Имруулькайс обычно сидел неподвижно, лишь водя глазами вслед за птицей: прыг-прыг-прыг – клюнул. Прыг-прыг-прыг – клюнул, поднял, слишком большая оказалась, бросил и, забив крылышками, шумно улетел наверх. Кот гонял воробьев, лишь если они пытались перевернуть кувшин, привязанный к решетке длинной веревкой, – птицы пытались добраться до воды, но узкое горлышко не давало окунуть клюв.
Впрочем, сейчас на дне колодца никаких птиц не было. Потому что не было крошек. Опрокинувшийся набок кувшин лежал у стены, и из горлышка ничего не вытекало.
Несколько дней назад – сколько, Тарег не очень помнил – стражник решил проверить, жив ли он.
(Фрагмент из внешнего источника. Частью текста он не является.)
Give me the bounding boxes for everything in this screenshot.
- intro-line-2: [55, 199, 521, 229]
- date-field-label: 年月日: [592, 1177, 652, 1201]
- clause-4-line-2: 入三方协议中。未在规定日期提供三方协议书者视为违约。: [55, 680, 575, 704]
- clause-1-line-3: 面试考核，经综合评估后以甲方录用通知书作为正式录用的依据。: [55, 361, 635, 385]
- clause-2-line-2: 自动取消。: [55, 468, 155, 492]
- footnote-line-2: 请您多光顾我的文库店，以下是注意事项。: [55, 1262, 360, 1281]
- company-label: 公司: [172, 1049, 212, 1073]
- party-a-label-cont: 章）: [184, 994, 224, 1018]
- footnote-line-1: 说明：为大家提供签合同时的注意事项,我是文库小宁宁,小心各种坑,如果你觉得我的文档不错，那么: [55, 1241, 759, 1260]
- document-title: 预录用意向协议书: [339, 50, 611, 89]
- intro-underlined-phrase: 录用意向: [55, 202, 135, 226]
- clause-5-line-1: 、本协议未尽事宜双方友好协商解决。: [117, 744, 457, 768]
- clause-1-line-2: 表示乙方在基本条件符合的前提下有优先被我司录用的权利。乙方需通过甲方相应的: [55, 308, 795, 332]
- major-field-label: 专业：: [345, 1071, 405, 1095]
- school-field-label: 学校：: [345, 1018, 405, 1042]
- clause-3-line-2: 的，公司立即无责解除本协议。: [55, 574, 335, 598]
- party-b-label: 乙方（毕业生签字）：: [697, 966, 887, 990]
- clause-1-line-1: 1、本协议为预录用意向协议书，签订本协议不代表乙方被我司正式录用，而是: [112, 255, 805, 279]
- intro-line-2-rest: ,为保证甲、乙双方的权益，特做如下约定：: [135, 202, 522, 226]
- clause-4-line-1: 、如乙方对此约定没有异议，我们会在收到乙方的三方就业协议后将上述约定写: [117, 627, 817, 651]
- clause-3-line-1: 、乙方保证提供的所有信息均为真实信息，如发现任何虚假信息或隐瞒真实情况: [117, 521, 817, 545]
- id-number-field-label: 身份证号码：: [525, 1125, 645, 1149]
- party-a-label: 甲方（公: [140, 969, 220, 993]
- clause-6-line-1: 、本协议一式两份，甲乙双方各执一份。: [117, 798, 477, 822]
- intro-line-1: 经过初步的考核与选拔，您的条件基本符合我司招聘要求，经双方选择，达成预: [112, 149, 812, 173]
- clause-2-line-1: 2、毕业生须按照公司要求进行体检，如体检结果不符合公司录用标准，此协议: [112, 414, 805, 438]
Обычно он делал это копьем. Опускал древком вниз в колодец и тыкал – куда попало, но попадало чаще всего в ребра. Услышав в темноте внизу звяканье и рычание, стражник удовлетворялся услышанным, выбирал за веревку кувшин, наливал туда воду и спускал вниз. И бросал хлеб. Потом уходил.
В тот день им обоим не повезло. Тарег то ли спал, то ли лежал без сознания – провалы в пустую муть без снов и образов в последнее время стали частыми – и не почувствовал пихнувшее в ребра древко. Тогда стражник уперся в исполнении долга и ткнул его острием.
Очнувшийся от резкой боли в плече Тарег заорал – и перехватил копье повыше лезвия. А потом изо всех сил дернул на себя. Стражника распластало на решетке, причем крайне неудачно: наносником шлема прямо о толстый кованый прут. Орал он так, словно его зарезали.
Копье стражник выронил, и оно довольно долго нелепо стояло поперек круглой ямы колодца: острие уперлось в угол между дном и стеной, древко прислонилось к широким камням кладки, на пару локтей ниже закрывающей яму решетки.
Потом копье исчезло – видимо, забрали, когда Тарег в очередной раз провалился в беспамятство. Или уснул – что, похоже, было одним и тем же состоянием. Но вот хлеба и воды они с того дня больше не спускали. То ли боялись, то ли мстили за разбитую сопатку сослуживца.
Раскрывая глаза, Тарег видел сидевшего на своем месте Имруулькайса. То ли кот не уходил, то ли он редко раскрывал глаза. Впрочем, Тарег помнил, что в прошлый раз стояла ночь, и птиц не было слышно.
– Ты рукой шевельнуть можешь? – щуря зеленые глазищи, спросил джинн. – Можешь или не можешь?
Нюхающее розовое пятнышко кошачьего носа возникло совсем рядом.
– Тарег? Если ты не можешь ни пошевелиться, ни ответить вслух, ответь хотя бы мысленно. Ну?.. Угу. Не можешь. Я понял.